Our sewage system already is inadequate to serve the people we have. The system should be much enlarged and tested well before we accept additional population. In fact, we need upgrading now, to safely serve who we are. We don’t know how close we might be to an infrastructural disaster, large or moderate. It seems that would-be developers upward, especially of condos, think the best test of adequate infrastructure would be an environmental disaster, but not where they personally live. Our health and safety are not necessarily among their priorities. The only safeguards they need are lawful permissions, which they expect to get if Council and bureaucrats can be brought into line. How could that be done? Profits for all.
If you are a typical Beacher, you are usefully employed, considerate, and fair-minded. In this way, you are at initial disadvantage when you deal with people of opposite sentiments.
For them, fairness is getting what they want, no matter what anybody else wants, needs, or gets, if anything. In masterfully righteous and cogent terms, they imitate kindly intent. They need to keep us off-guard only long enough to get all the approvals that the law requires of them. Might this pattern of arrangements have allowed developments from Kippendavie to west of Woodbine? Beachers did not marshal enough opposition to that “foot-in-our-door”. However, we did prevent the potentially disastrous windmill farm that McGuinty almost succeeded in erecting offshore. Expect another try at it. Kill it.

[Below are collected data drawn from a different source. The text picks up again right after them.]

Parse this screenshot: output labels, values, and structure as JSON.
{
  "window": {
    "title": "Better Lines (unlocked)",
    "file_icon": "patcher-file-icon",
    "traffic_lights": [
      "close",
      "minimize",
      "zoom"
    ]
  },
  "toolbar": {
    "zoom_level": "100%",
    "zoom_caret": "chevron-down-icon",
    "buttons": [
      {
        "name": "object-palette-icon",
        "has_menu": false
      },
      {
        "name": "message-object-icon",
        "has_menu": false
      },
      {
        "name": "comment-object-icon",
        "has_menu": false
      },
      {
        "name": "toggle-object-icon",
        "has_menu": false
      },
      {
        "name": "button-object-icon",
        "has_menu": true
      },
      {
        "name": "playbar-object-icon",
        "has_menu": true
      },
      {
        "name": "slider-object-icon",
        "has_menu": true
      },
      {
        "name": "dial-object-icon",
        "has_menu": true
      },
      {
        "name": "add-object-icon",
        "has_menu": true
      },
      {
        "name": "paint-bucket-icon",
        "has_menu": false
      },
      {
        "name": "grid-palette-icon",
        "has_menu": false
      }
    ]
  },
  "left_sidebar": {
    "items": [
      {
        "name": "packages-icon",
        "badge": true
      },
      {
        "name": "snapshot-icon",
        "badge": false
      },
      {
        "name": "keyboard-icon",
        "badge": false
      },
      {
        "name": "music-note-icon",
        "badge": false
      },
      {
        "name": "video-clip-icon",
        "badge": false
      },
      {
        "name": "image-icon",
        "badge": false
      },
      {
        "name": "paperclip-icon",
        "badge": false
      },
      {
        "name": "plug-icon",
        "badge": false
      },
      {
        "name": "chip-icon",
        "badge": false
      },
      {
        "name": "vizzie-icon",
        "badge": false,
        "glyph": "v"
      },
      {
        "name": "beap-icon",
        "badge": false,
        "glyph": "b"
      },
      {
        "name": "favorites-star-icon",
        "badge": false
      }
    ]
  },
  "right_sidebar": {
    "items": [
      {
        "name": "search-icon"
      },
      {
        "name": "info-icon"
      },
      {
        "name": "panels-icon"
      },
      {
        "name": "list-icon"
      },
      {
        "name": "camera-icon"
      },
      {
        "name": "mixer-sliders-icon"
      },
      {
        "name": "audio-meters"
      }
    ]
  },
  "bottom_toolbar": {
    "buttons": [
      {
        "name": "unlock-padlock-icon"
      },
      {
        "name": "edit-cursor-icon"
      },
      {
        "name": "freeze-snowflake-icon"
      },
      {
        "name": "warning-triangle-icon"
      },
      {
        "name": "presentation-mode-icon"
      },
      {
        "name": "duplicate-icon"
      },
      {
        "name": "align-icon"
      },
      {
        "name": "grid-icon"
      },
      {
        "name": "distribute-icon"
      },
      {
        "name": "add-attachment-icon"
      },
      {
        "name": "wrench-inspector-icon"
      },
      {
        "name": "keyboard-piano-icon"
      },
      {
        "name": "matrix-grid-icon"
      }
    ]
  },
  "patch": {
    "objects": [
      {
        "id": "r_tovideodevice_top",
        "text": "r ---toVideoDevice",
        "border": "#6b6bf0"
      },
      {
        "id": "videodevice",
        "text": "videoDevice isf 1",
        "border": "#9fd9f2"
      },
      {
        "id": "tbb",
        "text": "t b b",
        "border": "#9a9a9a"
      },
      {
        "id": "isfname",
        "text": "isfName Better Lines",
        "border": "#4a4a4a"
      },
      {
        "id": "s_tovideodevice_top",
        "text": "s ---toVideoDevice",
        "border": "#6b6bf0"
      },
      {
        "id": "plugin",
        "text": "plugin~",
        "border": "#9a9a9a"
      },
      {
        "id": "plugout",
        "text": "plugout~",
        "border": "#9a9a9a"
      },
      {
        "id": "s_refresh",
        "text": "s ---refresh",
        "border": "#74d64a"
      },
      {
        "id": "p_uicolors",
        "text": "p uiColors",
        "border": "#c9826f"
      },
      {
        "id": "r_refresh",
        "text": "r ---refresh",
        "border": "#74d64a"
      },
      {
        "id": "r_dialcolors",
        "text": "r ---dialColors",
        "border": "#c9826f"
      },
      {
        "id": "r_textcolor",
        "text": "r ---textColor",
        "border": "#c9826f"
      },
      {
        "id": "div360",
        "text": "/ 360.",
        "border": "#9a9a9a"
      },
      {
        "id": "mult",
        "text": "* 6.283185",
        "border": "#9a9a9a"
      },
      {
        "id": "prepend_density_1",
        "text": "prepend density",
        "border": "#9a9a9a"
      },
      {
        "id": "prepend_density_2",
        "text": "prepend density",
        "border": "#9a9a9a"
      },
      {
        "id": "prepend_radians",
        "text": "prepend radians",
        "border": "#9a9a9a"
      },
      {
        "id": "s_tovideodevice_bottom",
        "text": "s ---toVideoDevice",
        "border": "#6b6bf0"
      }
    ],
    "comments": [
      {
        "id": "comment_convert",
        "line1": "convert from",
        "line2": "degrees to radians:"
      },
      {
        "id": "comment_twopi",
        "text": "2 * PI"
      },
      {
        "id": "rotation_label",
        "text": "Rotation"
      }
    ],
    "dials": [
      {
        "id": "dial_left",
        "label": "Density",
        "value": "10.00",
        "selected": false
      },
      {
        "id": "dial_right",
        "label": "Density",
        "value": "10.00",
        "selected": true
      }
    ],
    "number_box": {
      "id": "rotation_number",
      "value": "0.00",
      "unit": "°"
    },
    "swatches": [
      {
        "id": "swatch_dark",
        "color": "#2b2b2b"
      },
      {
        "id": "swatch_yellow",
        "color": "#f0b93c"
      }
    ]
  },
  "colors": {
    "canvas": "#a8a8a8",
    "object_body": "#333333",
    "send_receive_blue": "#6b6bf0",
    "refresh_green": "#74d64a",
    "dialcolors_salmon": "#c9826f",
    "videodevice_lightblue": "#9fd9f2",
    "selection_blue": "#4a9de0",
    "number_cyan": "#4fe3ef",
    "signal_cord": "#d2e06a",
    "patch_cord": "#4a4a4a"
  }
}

From Dundas to the waterfront, from Leslie to Victoria Park, the terrain is an alluvial outwash plain, of barely moderate mechanical strength. The water table is close to surface. All of the alluvium below it is saturated with water that lubricates movement of it by heavy loads from above. Could three or four storied buildings impose enough load to cause movement of ground with utilities buried in it? What might be the effect on water, sewage, and floodwater conduits? Would you believe interpretations by anybody associated with a developer, or by a contractor, Councillor, or bureaucrat who serves a developer? We are expected to do just that. Some of us might take this easy way out.